Student creating his clothing product for Open Style LabBeauty is pain and pain is beauty. Isn’t that how the infamous quote goes? It’s what women keep reminding themselves as they stuff and cram their toes into a pair of fabulous, yet way-too-high and agonizing high heels. Or you suck in your stomach with all kinds of body shapers to create that figure you desire at the expense of being able to breathe properly.

“We don’t usually think of fashion as something that should be accessible or necessarily comfortable,” Teo said. “We’re used to putting up with painful high heels because it looks good, or wearing long-sleeved business shirts for work on hot summer days because we have to. Somehow we have come to believe that with looking good, there must be some inevitable sacrificing of comfort and function.”

And society seems to still be grappling with even basic accessibility features in its built environment. That is why programs like Open Style Lab are so important in leading the way.

“The Americans with Disabilities Act was enacted in 1990, but it’s still only 24 years old,” Yoon said. “Installing ramps and making buildings accessible for wheelchairs continues to be an ongoing process that newer buildings comply with, but the compliance is often noted with reluctance and inefficiency.”

Not to mention the fashion world and its noted obsession with the ideal, or perfect, body type. No wonder people with disabilities have been neglected.

 

Universal design to create impactful fashion

New York Fashion Week shows off international fashion collections to buyers, media and the general public. It consists of numerous branded events, including Mercedes-Benz Fashion Week New York and MADE Fashion Week, as well as numerous independent fashion productions around town. It is one of five major fashion weeks in the world, along with those in Paris, London, Berlin and Milan.

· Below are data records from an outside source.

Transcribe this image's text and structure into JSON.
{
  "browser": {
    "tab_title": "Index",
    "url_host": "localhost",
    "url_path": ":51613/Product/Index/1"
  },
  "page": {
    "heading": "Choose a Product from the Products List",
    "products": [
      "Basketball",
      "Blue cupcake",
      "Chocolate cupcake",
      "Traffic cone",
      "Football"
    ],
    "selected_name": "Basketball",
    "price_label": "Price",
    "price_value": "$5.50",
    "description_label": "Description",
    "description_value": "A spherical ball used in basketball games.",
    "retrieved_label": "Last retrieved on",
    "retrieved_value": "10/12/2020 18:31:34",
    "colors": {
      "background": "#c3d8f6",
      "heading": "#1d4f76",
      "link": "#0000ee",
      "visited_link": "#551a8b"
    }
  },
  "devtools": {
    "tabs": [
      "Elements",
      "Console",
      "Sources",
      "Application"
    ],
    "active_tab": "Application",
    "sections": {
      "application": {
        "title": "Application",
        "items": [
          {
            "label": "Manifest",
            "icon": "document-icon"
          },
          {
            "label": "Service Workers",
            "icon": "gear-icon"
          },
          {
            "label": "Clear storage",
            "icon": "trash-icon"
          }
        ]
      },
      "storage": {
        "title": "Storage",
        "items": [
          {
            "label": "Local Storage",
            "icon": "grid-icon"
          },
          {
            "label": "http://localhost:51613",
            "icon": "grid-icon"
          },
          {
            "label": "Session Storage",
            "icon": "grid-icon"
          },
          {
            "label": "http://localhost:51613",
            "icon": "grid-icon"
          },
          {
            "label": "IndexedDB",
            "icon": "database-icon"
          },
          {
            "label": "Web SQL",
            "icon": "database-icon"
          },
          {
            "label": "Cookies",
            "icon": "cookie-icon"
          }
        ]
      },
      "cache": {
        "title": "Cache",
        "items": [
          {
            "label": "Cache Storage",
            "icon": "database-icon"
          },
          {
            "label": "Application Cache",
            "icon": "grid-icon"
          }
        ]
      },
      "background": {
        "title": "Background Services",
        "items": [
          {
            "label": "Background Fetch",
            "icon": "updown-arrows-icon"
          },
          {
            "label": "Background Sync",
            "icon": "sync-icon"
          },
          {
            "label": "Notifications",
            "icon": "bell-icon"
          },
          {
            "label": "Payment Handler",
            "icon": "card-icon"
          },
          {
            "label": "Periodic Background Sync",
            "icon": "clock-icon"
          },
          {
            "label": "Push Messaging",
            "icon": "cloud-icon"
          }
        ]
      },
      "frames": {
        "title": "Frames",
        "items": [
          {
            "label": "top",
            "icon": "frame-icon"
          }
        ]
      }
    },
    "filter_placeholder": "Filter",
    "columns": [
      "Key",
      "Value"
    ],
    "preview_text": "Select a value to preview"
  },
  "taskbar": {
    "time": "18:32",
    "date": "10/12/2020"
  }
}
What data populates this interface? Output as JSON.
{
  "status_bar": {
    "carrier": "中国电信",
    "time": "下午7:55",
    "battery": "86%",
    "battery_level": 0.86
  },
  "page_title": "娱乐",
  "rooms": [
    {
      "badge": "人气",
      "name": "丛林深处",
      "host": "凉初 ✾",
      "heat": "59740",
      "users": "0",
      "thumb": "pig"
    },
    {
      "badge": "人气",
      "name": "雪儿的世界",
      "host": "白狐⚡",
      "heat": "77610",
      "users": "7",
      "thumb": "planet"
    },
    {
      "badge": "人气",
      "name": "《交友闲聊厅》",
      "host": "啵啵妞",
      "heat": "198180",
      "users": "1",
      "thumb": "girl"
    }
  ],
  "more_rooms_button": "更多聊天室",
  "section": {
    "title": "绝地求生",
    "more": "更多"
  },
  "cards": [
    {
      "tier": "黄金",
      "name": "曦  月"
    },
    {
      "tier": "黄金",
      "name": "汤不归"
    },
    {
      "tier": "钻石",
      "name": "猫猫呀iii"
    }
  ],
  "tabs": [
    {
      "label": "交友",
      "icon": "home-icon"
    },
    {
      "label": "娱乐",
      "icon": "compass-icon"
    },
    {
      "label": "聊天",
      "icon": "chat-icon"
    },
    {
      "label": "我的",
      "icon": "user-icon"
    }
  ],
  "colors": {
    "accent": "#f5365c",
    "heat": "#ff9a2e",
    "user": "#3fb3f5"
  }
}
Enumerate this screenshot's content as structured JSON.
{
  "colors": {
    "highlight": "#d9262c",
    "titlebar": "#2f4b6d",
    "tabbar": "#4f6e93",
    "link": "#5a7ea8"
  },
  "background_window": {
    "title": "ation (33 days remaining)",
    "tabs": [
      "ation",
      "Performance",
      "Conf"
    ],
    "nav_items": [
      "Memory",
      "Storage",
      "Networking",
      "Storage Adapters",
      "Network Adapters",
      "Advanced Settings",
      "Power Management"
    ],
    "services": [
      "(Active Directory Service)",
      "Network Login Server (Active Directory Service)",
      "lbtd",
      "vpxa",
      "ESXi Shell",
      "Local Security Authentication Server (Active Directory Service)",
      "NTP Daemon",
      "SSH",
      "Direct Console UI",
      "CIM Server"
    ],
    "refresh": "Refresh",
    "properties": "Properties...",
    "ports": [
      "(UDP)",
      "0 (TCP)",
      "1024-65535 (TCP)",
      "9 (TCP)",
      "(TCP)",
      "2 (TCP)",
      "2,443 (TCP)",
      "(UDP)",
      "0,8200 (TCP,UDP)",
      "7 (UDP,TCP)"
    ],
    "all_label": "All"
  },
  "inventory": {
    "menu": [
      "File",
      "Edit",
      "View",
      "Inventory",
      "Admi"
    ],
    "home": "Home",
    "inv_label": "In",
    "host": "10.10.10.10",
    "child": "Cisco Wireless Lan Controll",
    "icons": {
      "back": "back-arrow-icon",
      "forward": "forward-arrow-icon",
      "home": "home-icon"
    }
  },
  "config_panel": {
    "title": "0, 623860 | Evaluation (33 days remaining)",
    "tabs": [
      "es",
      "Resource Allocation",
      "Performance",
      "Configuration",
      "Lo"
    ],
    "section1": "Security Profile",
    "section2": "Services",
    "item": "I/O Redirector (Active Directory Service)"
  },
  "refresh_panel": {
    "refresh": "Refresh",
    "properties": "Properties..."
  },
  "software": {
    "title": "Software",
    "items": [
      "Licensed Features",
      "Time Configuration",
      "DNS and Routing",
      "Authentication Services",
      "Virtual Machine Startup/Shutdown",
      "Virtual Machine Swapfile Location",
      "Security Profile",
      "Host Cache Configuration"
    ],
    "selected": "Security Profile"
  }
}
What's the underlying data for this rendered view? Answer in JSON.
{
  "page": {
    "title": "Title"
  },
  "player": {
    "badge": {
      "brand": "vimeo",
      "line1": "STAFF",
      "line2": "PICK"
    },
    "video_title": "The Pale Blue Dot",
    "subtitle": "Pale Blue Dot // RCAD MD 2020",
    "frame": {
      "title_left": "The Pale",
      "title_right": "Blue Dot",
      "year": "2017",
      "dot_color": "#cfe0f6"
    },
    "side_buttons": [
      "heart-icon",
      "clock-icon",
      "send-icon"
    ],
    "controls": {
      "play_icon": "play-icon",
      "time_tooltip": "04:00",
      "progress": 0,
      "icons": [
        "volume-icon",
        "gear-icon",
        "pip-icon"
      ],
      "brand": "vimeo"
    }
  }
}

“Fortunately, we’ve started to address ‘plus-sized’ fashion, and more recently we’ve started to send models with disabilities down the runway, but that’s just a start.”

The most recent New York Fashion Week was September 3-11, and there was a special addition this year. Designer Carrie Hammer included a quadruple amputee in her show.

“We want to diversify the market for adaptive fashion, and we want to influence mainstream fashion designers to incorporate more ‘universal design’ principles into their clothing,” Teo said. Universal design is a design concept that aims to create products for all abilities — instead of products just for people with disabilities.

Open Style Lab students learn and have fun creating their clothing product“We want Open Style Lab to become a platform where fashion designers, rehabilitation clinicians and engineers can come together and collaborate — fashion designers for their sense of aesthetics; rehabilitation clinicians for their understanding of the daily life challenges that come with having a disability; and engineers for their problem-solving mindsets.”

Their motto is: Creating clothes for people with disabilities. Open Style Lab does that, but it does so much more. Both Teo and Yoon, along with Tin, Raghavendran, and the rest of the Open Style Lab leadership, are looking forward to what the future brings for Open Style Lab and the world of fashion merging with engineering to create functional, accessible fashion.

“We’re really hoping to bring some of our more easily market-adaptable student designs from this summer’s program to the market,” Teo said.

During the program, students were mentored by leaders in wearable technology and adaptive design, immersed in workshops on developing a business plan and gaining skills to hopefully commercialize their designs.

And throughout October, teams are showcasing their designs publicly at the Museum of Science in Boston.

“We want to see these designs as more than just concepts on a website,” Teo said. “We want to see them impacting real people and their everyday lives.”